Wetter: Luft 25°C°, Wasser 24°C, Wind 3-4 Bft.,
von Josephine

Lieber Papa, diesen Tagesbericht widme ich dir, denn ich wünsche dir auf diesem Wege alles, alles Gute zu deinem Geburtstag! Auf dass dieser Tag wunderschön wird. Ich denke viel an dich und hab dich unendlich doll lieb. Du bist der Segelbegeisterte in unserer Familie und durch dich konnte auch ich das Segeln für mich entdecken. Danke dafür und für alles andere! In diesem Moment trägt uns der Wind gen Norden zu den Bermudas und ich weiß, dass es dir hier gefallen würde und die seglerischen Herausforderungen auch.

Jedes Mal, wenn ich am Ruder unserer Johnny stehe und mich auf den Kurs konzentriere, schießen mir viele Gedanken durch den Kopf. Fast so, als ob das Ruder magisch wäre. Aber warum erzähle ich euch das überhaupt? Weil die Gedanken, die einem dabei in den Sinn kommen, Erinnerungen an Momente sind, die einen auf irgendeine Art und Weise gefesselt haben. Und oft sind das eben auch Erinnerungen an zuhause… an Spaziergänge beim Schloss Lehrbach, an den Besuch des Staudamms mit Oma und Opa, an Autofahrten mit Hörbuch, an Essen, das man von daheim kennt. Am Ruder stehen bedeutet oft, in eigenen Erinnerungen zu schwelgen, fast so wie ein Fenster in eine andere Welt.
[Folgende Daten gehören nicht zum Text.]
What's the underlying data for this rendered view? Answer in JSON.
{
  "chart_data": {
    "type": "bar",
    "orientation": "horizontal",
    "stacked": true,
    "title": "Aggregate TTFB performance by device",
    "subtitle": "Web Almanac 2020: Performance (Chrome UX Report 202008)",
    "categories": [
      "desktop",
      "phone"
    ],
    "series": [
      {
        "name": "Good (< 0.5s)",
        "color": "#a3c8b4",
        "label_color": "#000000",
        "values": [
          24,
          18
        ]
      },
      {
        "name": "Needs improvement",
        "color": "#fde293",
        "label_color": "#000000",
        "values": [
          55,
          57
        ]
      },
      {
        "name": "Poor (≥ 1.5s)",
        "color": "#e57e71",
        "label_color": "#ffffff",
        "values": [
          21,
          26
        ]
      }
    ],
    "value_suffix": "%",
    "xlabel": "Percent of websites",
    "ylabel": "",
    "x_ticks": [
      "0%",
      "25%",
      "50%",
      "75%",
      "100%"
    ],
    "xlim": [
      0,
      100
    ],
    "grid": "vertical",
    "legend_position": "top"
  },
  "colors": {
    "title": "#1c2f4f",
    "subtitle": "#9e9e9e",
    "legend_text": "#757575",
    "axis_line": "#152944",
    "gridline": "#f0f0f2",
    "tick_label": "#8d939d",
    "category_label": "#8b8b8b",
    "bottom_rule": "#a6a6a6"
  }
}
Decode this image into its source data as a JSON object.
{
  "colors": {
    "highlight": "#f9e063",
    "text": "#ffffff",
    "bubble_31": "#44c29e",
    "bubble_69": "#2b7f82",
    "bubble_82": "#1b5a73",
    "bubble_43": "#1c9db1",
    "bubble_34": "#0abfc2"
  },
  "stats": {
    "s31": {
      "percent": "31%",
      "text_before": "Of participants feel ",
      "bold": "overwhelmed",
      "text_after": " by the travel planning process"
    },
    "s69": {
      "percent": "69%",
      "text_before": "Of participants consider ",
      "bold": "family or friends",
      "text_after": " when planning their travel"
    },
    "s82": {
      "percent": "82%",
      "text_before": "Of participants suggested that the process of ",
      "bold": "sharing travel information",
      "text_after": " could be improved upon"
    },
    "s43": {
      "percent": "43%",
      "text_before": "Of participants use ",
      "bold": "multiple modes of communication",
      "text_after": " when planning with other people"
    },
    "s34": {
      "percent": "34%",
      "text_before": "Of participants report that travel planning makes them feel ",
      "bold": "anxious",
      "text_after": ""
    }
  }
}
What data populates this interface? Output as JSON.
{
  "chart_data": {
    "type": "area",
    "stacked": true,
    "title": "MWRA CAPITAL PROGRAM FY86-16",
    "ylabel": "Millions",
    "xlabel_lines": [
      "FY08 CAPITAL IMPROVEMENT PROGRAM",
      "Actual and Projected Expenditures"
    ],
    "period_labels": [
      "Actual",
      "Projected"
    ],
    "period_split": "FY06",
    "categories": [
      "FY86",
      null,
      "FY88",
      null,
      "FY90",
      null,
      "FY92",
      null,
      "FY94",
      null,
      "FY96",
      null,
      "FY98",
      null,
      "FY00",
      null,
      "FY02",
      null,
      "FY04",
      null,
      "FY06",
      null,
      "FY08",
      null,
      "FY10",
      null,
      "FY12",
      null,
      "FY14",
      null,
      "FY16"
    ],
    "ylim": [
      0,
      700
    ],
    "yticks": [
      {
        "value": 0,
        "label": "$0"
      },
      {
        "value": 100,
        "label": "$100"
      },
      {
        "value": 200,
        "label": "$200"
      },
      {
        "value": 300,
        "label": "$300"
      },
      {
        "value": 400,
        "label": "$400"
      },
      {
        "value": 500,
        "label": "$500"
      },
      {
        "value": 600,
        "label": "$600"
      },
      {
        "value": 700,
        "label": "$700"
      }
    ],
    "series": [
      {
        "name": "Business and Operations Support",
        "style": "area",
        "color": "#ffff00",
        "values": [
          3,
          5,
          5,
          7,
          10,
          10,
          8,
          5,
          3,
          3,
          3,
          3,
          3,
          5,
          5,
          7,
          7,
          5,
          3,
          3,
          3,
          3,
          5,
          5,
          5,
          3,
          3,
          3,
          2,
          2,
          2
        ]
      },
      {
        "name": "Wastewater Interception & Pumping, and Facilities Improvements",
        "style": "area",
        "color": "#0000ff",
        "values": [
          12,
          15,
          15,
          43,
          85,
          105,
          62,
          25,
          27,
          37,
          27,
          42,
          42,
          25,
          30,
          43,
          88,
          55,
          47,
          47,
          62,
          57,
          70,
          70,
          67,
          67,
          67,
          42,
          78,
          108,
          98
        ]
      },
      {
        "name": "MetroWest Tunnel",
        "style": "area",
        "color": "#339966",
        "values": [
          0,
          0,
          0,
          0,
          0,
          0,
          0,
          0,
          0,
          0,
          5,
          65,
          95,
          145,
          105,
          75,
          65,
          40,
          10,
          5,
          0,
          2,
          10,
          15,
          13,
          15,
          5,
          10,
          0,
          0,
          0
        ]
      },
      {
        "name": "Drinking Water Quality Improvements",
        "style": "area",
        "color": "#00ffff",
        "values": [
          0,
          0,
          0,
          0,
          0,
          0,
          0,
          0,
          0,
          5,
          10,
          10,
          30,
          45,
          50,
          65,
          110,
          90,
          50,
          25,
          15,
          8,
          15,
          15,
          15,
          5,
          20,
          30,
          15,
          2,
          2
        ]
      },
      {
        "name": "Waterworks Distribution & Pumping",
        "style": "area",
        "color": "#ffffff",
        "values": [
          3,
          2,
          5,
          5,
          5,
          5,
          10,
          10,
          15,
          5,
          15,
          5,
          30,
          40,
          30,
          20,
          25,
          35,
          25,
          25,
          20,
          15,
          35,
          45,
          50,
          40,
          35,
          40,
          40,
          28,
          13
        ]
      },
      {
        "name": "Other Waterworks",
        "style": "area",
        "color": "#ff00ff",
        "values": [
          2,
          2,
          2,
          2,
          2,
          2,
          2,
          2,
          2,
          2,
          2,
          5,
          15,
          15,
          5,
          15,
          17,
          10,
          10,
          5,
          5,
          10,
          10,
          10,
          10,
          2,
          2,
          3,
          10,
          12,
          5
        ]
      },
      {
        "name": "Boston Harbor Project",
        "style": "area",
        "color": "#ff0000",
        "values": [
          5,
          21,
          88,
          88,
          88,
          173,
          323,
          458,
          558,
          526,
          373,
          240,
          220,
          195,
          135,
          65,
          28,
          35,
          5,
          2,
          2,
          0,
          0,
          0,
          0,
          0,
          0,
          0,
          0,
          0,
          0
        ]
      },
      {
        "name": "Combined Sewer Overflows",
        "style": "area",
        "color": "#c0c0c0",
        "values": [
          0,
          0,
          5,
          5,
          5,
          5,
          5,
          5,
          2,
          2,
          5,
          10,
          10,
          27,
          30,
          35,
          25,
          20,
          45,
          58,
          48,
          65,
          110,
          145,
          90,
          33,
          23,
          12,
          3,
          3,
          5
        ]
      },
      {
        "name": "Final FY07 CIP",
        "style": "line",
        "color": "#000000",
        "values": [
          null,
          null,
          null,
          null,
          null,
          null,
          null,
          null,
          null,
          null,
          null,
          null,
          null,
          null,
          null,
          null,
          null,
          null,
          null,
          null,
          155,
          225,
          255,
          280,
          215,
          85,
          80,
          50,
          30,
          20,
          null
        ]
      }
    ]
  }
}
Ich glaube, dass viele von uns gerade die Erfahrung machen, dass die Gedanken zwischendurch gen Rückkehr wandern. Die verbleibende Zeit wird so schnell vorbeigehen und für jeden stellt es sicherlich eine ganz eigene Herausforderung dar, sich gedanklich mit dem baldigen Ende der Reise auseinanderzusetzen. Und so schlecht ist das vielleicht auch gar nicht, um unsere letzte gemeinsame Zeit noch einmal so richtig auskosten zu können, um kleinere Konflikte als im Grunde nebensächlich abstempeln und jeden Tag, den wir noch gemeinsam verbringen dürfen, gebührend genießen zu können.
Liebe Grüße, Josi

P.S.: Nate, Alex, Julia, Ella, Oma und Opa, ich denke auch an euch und hab euch unendlich dolle lieb. An meine Freunde und an alle anderen, die das lesen, sende ich auch liebe Grüße!

Kuba

Datum: 22. Februar 2019
Position: Cienfuegos, Kuba
Etmal: –
Wetter: sehr warm
Name: Josi

Wir liegen vor Cienfuegos vor Anker und haben heute zwei Schularbeiten geschrieben. Erst Spanisch und dann Englisch. Danach wartete dann unser wöchentliches Großreinschiff auf uns. Spaßig und aufregend klingt anders. Ich werde also in diesem Tagesbericht lieber einmal über Dinge schreiben, die uns fast jeden Tag begegnen und beschäftigen, aber trotzdem nie zum Thema gemacht werden. Zunächst einmal begleitet uns so wie euch ja täglich das Phänomen des Aufstehens. Hier auf dem Schiff wird man an Landtagen meistens – je nach weckender Person sanft oder unsanft – um 07:00 Uhr geweckt. Die meisten bleiben dann noch bis etwa 07:15 Uhr liegen und springen dann schnell aus der Koje, um noch pünktlich zum Frühstück zu kommen und hierbei nicht wie ein Staubwedel auszusehen.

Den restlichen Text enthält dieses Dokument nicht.